There is also no quick way to add up expenses for all or individual lawmakers for the month of July. Members of the public still need to create their own database for that, a time-consuming process that could be avoided if the chamber made the expenses public in a different format.
And though the information will be updated monthly going forward, it is unclear whether the information will be presented in a way that allows the public to easily compare expenses from one month to the next — let alone draw comparisons between individual lawmakers.
The reports also don’t provide the most complete picture of expenses. While brief descriptions are provided, individuals still have to file an open-records request for receipts or “vouchers” that offer more details.
Eric Epstein, cofounder of the good-government group Rock the Capital, said the website does not have the depth of data or ease-of-use for citizens like PennWatch, a state website for government salaries and other expenditures.
“This system is limited to recent expenses and does not disclose trends or allow the taxpayer to raise the curtain and examine vendors with pay-to-play connections,” said Epstein, a regular user of the state’s public records law.
The expenses made available Wednesday show that in July, the Senate’s spending included big-ticket, once-a-year expenses like a $248,000 payment for various Microsoft computer services and smaller payments like a $267 chair for a senator’s office and $496 on a technology contract for “monitoring the Dark Web.”
The latter expense was paid through the Senate’s chief clerk, and it is not clear whether the contract was for a specific senator or someone else.
In their investigation, The Caucus and Spotlight PA found that of the $203 million the legislature spent over four years on food, housing, transportation, office rentals, and expenses, $37 million was paid to cover lawmakers’ district office expenses, including rent; another $18 million was spent to cover travel by legislators and their staff; and $6 million went toward underwriting per diems for lawmakers themselves.
The investigation found some legislators claimed reimbursements over four years that topped $200,000, much of it in per diem claims.
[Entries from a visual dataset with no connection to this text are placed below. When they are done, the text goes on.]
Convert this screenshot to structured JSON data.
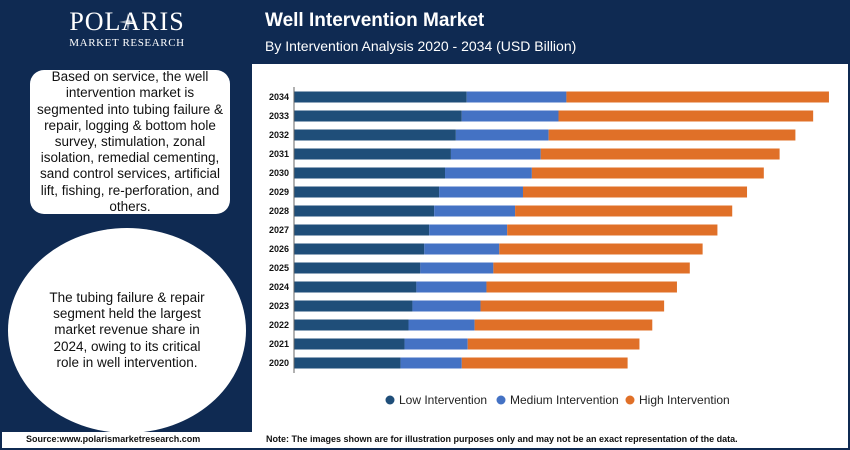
{
  "brand": {
    "name": "POLARIS",
    "sub": "MARKET RESEARCH"
  },
  "header": {
    "title": "Well Intervention Market",
    "subtitle": "By Intervention Analysis 2020 - 2034 (USD Billion)"
  },
  "sidebar": {
    "service_text": "Based on service, the well intervention market is segmented into tubing failure & repair, logging & bottom hole survey, stimulation, zonal isolation, remedial cementing, sand control services, artificial lift, fishing, re-perforation, and others.",
    "segment_text": "The tubing failure & repair segment held the largest market revenue share in 2024, owing to its critical role in well intervention."
  },
  "footer": {
    "source": "Source:www.polarismarketresearch.com",
    "note": "Note: The images shown are for illustration purposes only and may not be an exact representation of the data."
  },
  "colors": {
    "navy": "#0f2a52",
    "low": "#1f4e79",
    "medium": "#4472c4",
    "high": "#e07028"
  },
  "chart_data": {
    "type": "bar",
    "orientation": "horizontal",
    "stacked": true,
    "categories": [
      "2034",
      "2033",
      "2032",
      "2031",
      "2030",
      "2029",
      "2028",
      "2027",
      "2026",
      "2025",
      "2024",
      "2023",
      "2022",
      "2021",
      "2020"
    ],
    "series": [
      {
        "name": "Low Intervention",
        "color": "#1f4e79",
        "values": [
          17.5,
          17.0,
          16.4,
          15.9,
          15.3,
          14.7,
          14.2,
          13.7,
          13.2,
          12.8,
          12.4,
          12.0,
          11.6,
          11.2,
          10.8
        ]
      },
      {
        "name": "Medium Intervention",
        "color": "#4472c4",
        "values": [
          10.1,
          9.8,
          9.4,
          9.1,
          8.8,
          8.5,
          8.2,
          7.9,
          7.6,
          7.4,
          7.1,
          6.9,
          6.7,
          6.4,
          6.2
        ]
      },
      {
        "name": "High Intervention",
        "color": "#e07028",
        "values": [
          26.6,
          25.8,
          25.0,
          24.2,
          23.5,
          22.7,
          22.0,
          21.3,
          20.6,
          19.9,
          19.3,
          18.6,
          18.0,
          17.4,
          16.8
        ]
      }
    ],
    "legend_position": "bottom",
    "grid": false,
    "x_axis_visible": false
  }
}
When lawmakers wrote the rules governing reimbursements, they decided not to require receipts from legislators, making those per diem payments, which can reach $200, essentially untraceable.
Their staffs, on the other hand, must provide documentation for reimbursements.
Before Wednesday, only 11 of 50 state senators and 18 of 203 state House members posted some level of financial information on their individual websites, according to The Caucus and Spotlight PA’s review in May. Those legislators still often presented limited or outdated information.
Corman’s web page, titled “It’s Your Money,” hadn’t been updated in over six years.